Superintendent Ruth Miller recently presented the School Committee with expenditure reports showing that while the elementary schools’ substitute teacher budgets were well-funded, half-way in the year Pioneer’s substitute budget has only $1,494 unencumbered, or 4.27 percent.
“What’s scary is how much has already been used,” she told the committee last week.
Earlier this year, Miller reported the district needs another $282,514 to balance the books for the current school year, a deficit which primarily resulted from the district receiving $303,601 less in regional busing reimbursement than she anticipated. Though the School Committee has floated ideas of possible cuts, it has taken no formal action.
School Committee members wondered how Pioneer’s fund could be so near depletion by mid-school year. Because there are more staff at Pioneer than at the elementary schools, Miller explained, there are more opportunities for needing substitutes. But the substitute budget was cut for this year in step with teacher cuts. Substitute budgets at Pioneer, Bernardston Elementary and Northfield Elementary were each cut by $5,000.
“It looks to me that relative to the elementary schools, we under-budgeted for Pioneer,” said committee member David Young, noting that Pioneer represents approximately half of the district’s student population. “I don’t think we’re overspending as much as we under-budgeted.”
How it comparesPioneer’s $35,000 substitute budget represents 41.62 percent of the district’s total amount budgeted for substitutes, $84,100.
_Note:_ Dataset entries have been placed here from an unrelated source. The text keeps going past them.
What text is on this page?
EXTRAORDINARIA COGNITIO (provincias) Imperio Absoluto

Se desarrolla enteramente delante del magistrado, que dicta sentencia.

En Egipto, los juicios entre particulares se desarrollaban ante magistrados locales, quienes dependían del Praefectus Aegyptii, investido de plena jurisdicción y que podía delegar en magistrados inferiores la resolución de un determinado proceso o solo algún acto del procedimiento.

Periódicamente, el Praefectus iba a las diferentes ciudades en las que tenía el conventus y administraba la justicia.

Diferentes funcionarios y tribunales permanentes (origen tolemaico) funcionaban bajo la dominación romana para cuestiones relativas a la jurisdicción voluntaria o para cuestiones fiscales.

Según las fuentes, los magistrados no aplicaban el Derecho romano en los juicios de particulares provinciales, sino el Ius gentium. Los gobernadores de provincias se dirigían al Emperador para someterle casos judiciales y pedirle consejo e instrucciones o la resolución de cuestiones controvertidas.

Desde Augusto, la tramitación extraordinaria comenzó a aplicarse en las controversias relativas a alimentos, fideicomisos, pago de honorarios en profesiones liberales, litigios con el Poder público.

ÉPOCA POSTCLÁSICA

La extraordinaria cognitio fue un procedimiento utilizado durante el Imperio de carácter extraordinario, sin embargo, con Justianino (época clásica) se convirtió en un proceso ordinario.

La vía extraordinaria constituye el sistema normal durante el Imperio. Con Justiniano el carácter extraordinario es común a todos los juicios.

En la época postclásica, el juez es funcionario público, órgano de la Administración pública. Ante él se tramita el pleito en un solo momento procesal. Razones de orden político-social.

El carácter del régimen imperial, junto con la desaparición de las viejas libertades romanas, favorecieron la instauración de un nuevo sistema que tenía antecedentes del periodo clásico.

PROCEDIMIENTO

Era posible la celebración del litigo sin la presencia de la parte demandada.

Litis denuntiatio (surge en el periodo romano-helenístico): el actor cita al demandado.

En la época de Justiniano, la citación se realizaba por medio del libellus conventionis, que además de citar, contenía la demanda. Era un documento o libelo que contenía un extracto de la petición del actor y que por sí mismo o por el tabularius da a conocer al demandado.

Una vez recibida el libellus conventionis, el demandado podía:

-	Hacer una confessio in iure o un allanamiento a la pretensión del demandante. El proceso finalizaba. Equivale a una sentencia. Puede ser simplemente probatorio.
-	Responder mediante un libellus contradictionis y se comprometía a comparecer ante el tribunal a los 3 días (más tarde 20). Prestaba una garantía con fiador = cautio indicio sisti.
Bernardston Elementary School’s $15,000 substitute budget has $7,555 unencumbered, or 50.37 percent; Pearl Rhodes Elementary School’s $6,600 substitute budget has $4,835 unencumbered, or 73.25 percent; Northfield Elementary School’s $20,000 substitute budget has $10,532 unencumbered, or 52.66 percent; and Warwick Community School’s $7,500 substitute budget has $5,907 unencumbered, or 78.77 percent.
Miller seemed unsure how to reconcile the pending shortage.
“Our reluctance in budgeting is, do we really want to put another $35,000 in (the Pioneer substitute budget) and then what are we going to take away from the students to be able to meet that $70,000?” she asked committee members.
However, when asked Wednesday, Miller said “if the trend continues the way it is right now, there’ll be money left in the elementary schools’ substitute budgets” to hopefully offset Pioneer’s spending. In the past, if the substitute budgets go over, Miller said superintendents adjust the rest of the budget accordingly.
“It’s not an exact science,” she said. “It’s just not predictable. You can’t predict when people are going to get sick or when they’re going to have a baby or when they’re going to be injured.”